I’m not from the anti-selfie school — and there is one — that says you’re boasting at a time when many people aren’t as fortunate in the vaccine lottery as you’ve been.
Some in their 60s, 70s and 80s still find it terribly difficult to get scheduled for a vaccine. Many young parents are expecting that they’re near the end of the line for these vaccines, given the jobs they do and the year that they were born.
Your happy moment, like so many on Facebook, only reminds others of what they’re lacking in life.
Personally, I’ve opted to look at the pandemic as a public health crisis, with an emphasis on the devastation that COVID-19 has caused in many homes and communities. Many people, taking those extra steps to get those shots, could help save someone else’s life.
No matter where you stand, though, you never want to give a leg up to a scammer.
Fortunately, the vaccine card issued by the Centers for Disease Control and Prevention doesn’t contain any information as troubling as your Social Security number.
Granted, a good deal of our personal information is already out there somewhere after a variety of hacking incidents. And we’ve already posted plenty about ourselves on social media, too. Plenty of people already list their birthday, if not the exact year, on Facebook.
But why give scammers easy access to any data?
“While it may not seem like a lot of information, all a sophisticated scammer needs is a little bit of information about you, they then do their own research to fill in the blanks,” said Laura Blankenship, director of marketing for the Better Business Bureau Serving Eastern Michigan & the Upper Peninsula.
Crooks could use this information, perhaps along with other readily available information, to open a credit card or take out a loan, hack into your personal accounts or maybe even file a phony income tax return to trigger a generous refund.
Florida Attorney General Ashley Moody, who issued a warning about sharing photos of COVID-19 vaccine cards via social media, noted that information on the cards can help scammers hack online accounts or commit identity fraud.
In general, Blankenship noted, a variety of personal documents should never be shared on social media, including a paycheck, birth certificate, medical records, a driver’s license and yes, a vaccine card.
The Better Business Bureau is urging consumers to avoid posting photos of their COVID-19 vaccine cards on Facebook, Twitter or Instagram.
“Unfortunately, your card has your full name and birthday on it, as well as information about where you got your vaccine,” the BBB warns.
“If your social media privacy settings aren’t set high, you may be giving valuable information away for anyone to use.”
And there is a concern that somehow crooks will engineer a way to sell fake vaccination cards in the United States. The BBB said: “Posting photos of your card can help provide scammers with information they can use to create and sell phony ones.”
Scammers in Great Britain, according to an earlier BBB alert, have already been caught selling fake vaccination cards on eBay and TikTok.
Michigan Attorney General Dana Nessel stated in a consumer alert that some of the confusion and misinformation relating to the COVID-19 vaccines can give scammers an edge.
“Scammers will try to capitalize on these circumstances and take advantage of people by using a variety of tactics,” Nessel said in a statement.
“We must all remain watchful and aware of their tricks.”
People shouldn’t panic if they’ve already posted such photos. It is possible to take down or delete a photo. And again, some of this information is already out there.
“It’s just like anything else. It’s a piece of a puzzle for a criminal,” said Amy Nofziger, director of victim support for the AARP Fraud Watch Network.
Nofziger said the fraud network does get calls from consumers about the vaccine but many times consumers think a legitimate effort to schedule a vaccine might be a scam.
The vaccination registration process often does involve receiving emails or texts, picking up the phone for a strange number and scheduling an appointment, she said.
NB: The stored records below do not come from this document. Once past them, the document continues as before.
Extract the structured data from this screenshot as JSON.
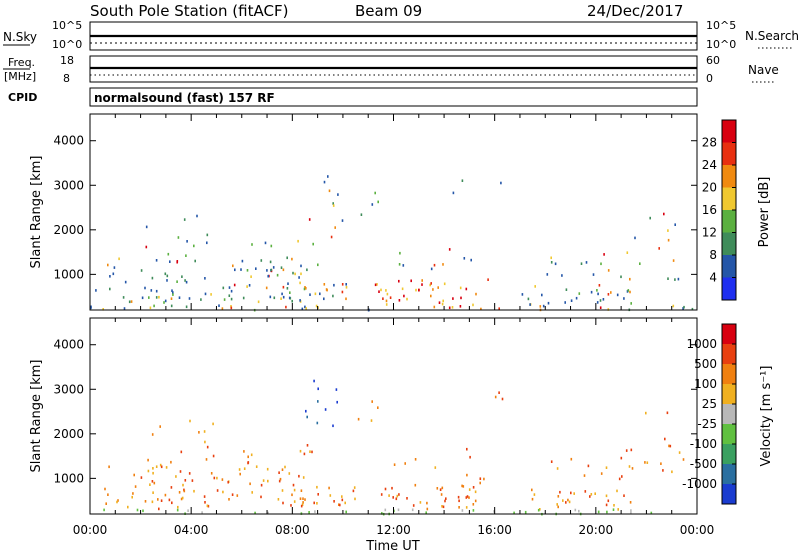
{
  "header": {
    "station": "South Pole Station (fitACF)",
    "beam": "Beam 09",
    "date": "24/Dec/2017"
  },
  "strip_labels": {
    "nsky": "N.Sky",
    "nsky_hi": "10^5",
    "nsky_lo": "10^0",
    "nsearch": "N.Search",
    "nsearch_hi": "10^5",
    "nsearch_lo": "10^0",
    "freq": "Freq.",
    "freq_unit": "[MHz]",
    "freq_hi": "18",
    "freq_lo": "8",
    "nave": "Nave",
    "nave_hi": "60",
    "nave_lo": "0",
    "cpid": "CPID",
    "cpid_value": "normalsound (fast) 157 RF"
  },
  "chart_data": [
    {
      "type": "heatmap",
      "name": "power-panel",
      "ylabel": "Slant Range [km]",
      "ylim": [
        200,
        4600
      ],
      "xlim_hours": [
        0,
        24
      ],
      "yticks": [
        "1000",
        "2000",
        "3000",
        "4000"
      ],
      "colorbar": {
        "label": "Power [dB]",
        "ticks": [
          "4",
          "8",
          "12",
          "16",
          "20",
          "24",
          "28"
        ],
        "colors": [
          "#1f2ff0",
          "#2456a8",
          "#3f8c5a",
          "#5bb040",
          "#f0c830",
          "#f08a10",
          "#e83010",
          "#d80010"
        ]
      }
    },
    {
      "type": "heatmap",
      "name": "velocity-panel",
      "ylabel": "Slant Range [km]",
      "ylim": [
        200,
        4600
      ],
      "xlim_hours": [
        0,
        24
      ],
      "yticks": [
        "1000",
        "2000",
        "3000",
        "4000"
      ],
      "xticks": [
        "00:00",
        "04:00",
        "08:00",
        "12:00",
        "16:00",
        "20:00",
        "00:00"
      ],
      "xlabel": "Time UT",
      "colorbar": {
        "label": "Velocity [m s⁻¹]",
        "ticks": [
          "1000",
          "500",
          "100",
          "25",
          "-25",
          "-100",
          "-500",
          "-1000"
        ],
        "colors": [
          "#1a3cd0",
          "#2a6fa0",
          "#3aa060",
          "#60c040",
          "#b8b8b8",
          "#f0b020",
          "#f08010",
          "#e84010",
          "#d80010"
        ]
      }
    }
  ]
}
Many times, you’re going to a specific site, such as the county health department, to register online and give your cell phone number.
“We really want people to stay alert,” Nofziger said, “but we don’t want people to be so fearful that they’re not getting the vaccine.”
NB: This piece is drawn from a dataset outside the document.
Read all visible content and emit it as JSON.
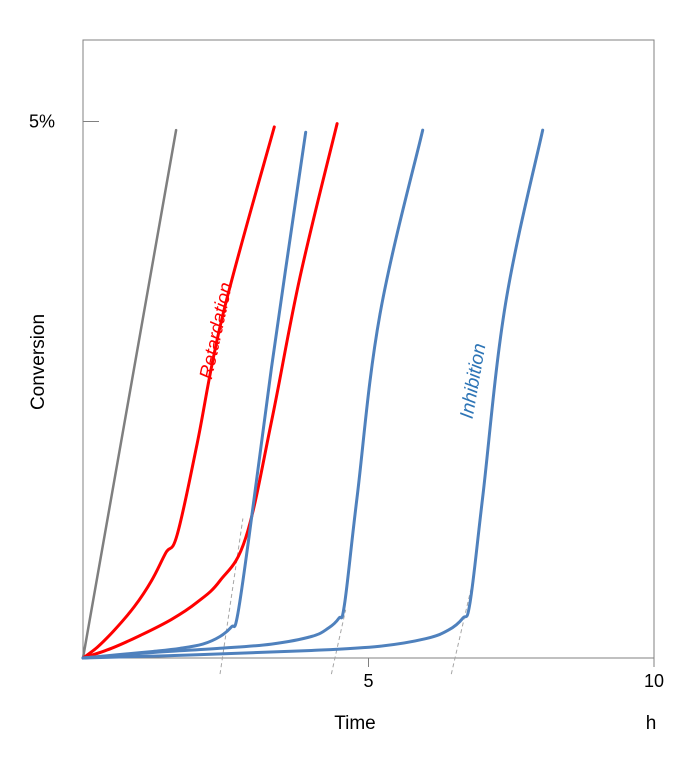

The pandemic — and now the vaccination effort — have opened the door for a variety of different scams. Some may try to sell vaccines directly to you for a few hundred dollars; others are asking for gift cards or cash to schedule an appointment for you. All scams.
Nofziger said one consumer met someone via an online dating site who seemed to be a promising love interest — and then one person raised a huge red flag.
If you pay me, a romantic prospect told the other, I can help you get the vaccine and then we’ll be safe enough to go on a date.